I had been told that security would be beefed up and it was. Four unarmed security guards flanked the outer aisles and one kept me from getting closer with my camera. 

The senior security guard declined to say whether any guards were undercover. "Besides," he said, "if we told you that, then we'd lose our advantage." 

In the question-and-answer period and during the book signing, those missing the good-old-days of Cody's got a blast from the past, as Jane offered to answer all questions, un-filtered. Although Fonda read questions written in advance rather than directly from a Cody's audience—answer all questions she did. 

We learned: her favorite role model was the Lone Ranger, a nick-name Tom Hayden used in referring to her in his writing; he was not a good parent and has had to " do a lot of work" with her daughter "to explain this period." 

That: she left Ted, from whom she learned a lot, but left because she wanted a slower pace to her life, (not over her conversion to Christianity in 2002, as I reported); doesn't care what's written about her; didn't care that Monster Mom was panned. "Now young people who never heard of me, know me as "Monster Mom." And she wants to do a TV series about an "old, funny, serious woman." 

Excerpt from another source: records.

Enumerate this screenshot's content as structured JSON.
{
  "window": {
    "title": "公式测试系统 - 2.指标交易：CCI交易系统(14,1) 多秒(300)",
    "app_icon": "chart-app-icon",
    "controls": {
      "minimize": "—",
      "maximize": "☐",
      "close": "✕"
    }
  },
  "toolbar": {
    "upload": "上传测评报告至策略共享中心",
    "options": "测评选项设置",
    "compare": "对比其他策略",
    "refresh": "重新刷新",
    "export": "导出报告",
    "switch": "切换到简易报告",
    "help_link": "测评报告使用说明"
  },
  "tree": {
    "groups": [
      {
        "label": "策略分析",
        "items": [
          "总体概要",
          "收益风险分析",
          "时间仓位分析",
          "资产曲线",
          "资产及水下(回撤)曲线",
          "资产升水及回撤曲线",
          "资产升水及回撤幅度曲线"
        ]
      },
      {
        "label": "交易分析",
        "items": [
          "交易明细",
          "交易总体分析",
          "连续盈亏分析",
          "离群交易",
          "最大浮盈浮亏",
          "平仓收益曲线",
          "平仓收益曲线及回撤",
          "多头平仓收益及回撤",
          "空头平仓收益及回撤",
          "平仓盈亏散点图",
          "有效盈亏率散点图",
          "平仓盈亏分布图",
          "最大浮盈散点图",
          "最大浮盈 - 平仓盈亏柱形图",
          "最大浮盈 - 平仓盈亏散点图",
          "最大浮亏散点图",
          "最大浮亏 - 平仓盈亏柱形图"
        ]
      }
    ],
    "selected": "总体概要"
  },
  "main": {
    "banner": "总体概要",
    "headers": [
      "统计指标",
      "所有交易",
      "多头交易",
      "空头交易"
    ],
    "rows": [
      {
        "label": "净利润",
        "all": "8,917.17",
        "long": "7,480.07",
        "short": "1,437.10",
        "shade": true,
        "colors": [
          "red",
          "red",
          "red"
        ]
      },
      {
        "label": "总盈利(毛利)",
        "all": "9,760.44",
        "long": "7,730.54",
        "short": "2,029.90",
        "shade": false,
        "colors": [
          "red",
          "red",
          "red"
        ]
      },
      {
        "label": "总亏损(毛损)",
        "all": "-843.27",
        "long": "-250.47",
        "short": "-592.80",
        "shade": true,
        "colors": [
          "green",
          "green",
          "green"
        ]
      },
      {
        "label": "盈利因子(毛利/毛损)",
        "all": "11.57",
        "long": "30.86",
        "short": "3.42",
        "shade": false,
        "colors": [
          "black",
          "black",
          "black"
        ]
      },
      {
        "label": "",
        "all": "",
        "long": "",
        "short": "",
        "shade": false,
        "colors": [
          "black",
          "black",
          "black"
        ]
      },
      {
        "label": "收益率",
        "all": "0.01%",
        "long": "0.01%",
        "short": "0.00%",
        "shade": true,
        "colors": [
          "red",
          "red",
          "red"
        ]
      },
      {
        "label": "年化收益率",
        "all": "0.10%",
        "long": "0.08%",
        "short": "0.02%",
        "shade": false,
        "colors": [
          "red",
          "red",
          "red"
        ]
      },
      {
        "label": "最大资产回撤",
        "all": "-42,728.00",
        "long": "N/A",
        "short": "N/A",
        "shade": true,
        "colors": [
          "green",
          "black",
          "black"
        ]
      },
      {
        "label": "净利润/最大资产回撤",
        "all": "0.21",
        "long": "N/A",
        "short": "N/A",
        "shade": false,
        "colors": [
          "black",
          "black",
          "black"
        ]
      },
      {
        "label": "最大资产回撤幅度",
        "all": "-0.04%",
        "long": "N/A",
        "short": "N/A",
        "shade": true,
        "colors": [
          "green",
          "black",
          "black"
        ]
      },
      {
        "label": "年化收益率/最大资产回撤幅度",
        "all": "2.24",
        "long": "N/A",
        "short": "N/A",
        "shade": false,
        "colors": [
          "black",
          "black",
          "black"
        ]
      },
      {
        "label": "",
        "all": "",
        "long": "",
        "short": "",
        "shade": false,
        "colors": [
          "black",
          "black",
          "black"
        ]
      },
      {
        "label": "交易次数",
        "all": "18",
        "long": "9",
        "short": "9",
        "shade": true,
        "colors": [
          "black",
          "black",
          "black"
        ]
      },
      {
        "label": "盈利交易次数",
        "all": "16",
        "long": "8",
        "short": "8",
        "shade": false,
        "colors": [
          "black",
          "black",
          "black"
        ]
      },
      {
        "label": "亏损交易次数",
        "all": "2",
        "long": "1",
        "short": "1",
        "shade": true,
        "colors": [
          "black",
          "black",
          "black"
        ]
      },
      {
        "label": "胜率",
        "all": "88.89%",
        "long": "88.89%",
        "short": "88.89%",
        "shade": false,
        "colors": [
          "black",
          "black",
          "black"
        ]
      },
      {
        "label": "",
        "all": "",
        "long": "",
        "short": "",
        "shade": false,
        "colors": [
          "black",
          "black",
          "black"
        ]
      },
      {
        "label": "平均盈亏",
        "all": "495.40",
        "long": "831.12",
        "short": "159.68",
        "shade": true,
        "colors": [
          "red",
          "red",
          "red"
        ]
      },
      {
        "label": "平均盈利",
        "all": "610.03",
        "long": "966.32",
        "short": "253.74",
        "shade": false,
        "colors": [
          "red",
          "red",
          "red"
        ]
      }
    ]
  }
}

Cristina Doan, 20, of San Jose, a second generation Vietnamese U.C. berkeley undergraduate wrote in her submitted question that her family had been destroyed by North Vietnam and she is bitter that Fonda may have given momentum to Ho Chi Minh's victory over the South. 

Jane has heard this one many times. She no longer apologizes, but commented that the young woman should be grateful she is alive, a Cal student, and in a position to "do something in the world." 

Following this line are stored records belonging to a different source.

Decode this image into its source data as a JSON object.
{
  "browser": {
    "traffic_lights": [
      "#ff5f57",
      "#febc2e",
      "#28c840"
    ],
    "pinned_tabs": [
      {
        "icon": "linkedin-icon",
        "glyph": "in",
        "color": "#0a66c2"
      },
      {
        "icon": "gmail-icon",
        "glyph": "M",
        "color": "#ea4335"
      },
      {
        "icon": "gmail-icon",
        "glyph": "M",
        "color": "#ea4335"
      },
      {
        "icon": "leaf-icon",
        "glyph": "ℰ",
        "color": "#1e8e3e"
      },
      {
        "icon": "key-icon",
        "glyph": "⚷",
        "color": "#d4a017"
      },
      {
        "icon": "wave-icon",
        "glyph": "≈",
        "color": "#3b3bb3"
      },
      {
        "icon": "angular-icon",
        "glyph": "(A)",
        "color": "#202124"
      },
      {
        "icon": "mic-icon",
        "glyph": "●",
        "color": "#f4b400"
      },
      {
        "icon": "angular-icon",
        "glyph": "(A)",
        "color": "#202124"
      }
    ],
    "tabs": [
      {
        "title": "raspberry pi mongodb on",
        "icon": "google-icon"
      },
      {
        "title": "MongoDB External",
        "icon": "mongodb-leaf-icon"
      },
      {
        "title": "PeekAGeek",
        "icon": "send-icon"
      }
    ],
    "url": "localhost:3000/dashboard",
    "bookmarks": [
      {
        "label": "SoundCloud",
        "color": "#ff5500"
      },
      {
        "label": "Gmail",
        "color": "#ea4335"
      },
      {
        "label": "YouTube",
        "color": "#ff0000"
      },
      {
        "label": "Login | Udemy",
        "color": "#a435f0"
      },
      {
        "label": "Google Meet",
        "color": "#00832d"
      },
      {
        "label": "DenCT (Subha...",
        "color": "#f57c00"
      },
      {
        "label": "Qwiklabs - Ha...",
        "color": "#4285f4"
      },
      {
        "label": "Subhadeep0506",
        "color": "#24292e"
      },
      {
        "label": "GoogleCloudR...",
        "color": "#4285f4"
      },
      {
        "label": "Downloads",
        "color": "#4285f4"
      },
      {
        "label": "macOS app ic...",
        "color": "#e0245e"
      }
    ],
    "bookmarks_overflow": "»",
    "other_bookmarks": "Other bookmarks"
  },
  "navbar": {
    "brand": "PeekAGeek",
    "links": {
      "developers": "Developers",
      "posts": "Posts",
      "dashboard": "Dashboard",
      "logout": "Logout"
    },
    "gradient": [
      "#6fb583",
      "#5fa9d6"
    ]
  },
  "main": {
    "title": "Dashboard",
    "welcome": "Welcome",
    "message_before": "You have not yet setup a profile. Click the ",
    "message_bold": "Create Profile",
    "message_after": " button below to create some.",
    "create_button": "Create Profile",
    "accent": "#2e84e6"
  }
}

A real Cody moment occurred during book signings when a young tall man with white hair read aloud in the balcony from a poetic tribute to Fonda. He was not clearly audible from downstairs, where many said his free speech rights were violated by two security guards, who ushered him out. 

I met the poet outside, where he said he was from Sonoma State. He gave me the scribbled notes from his Fonda tribute, which was, as billed, a tribute. As Fonda's audience filed past the poet on the way out, many exchanged pleasantries with the alleged disruptor. 

So Cody's! 

From Fonda to Berkeley farce in Jesus Jungle. 

 

 


Ted Friedman has lived in the South side shadows of Jesus Jungle for 40 years. Cristina Doan speaks for herself in the Commentary Section.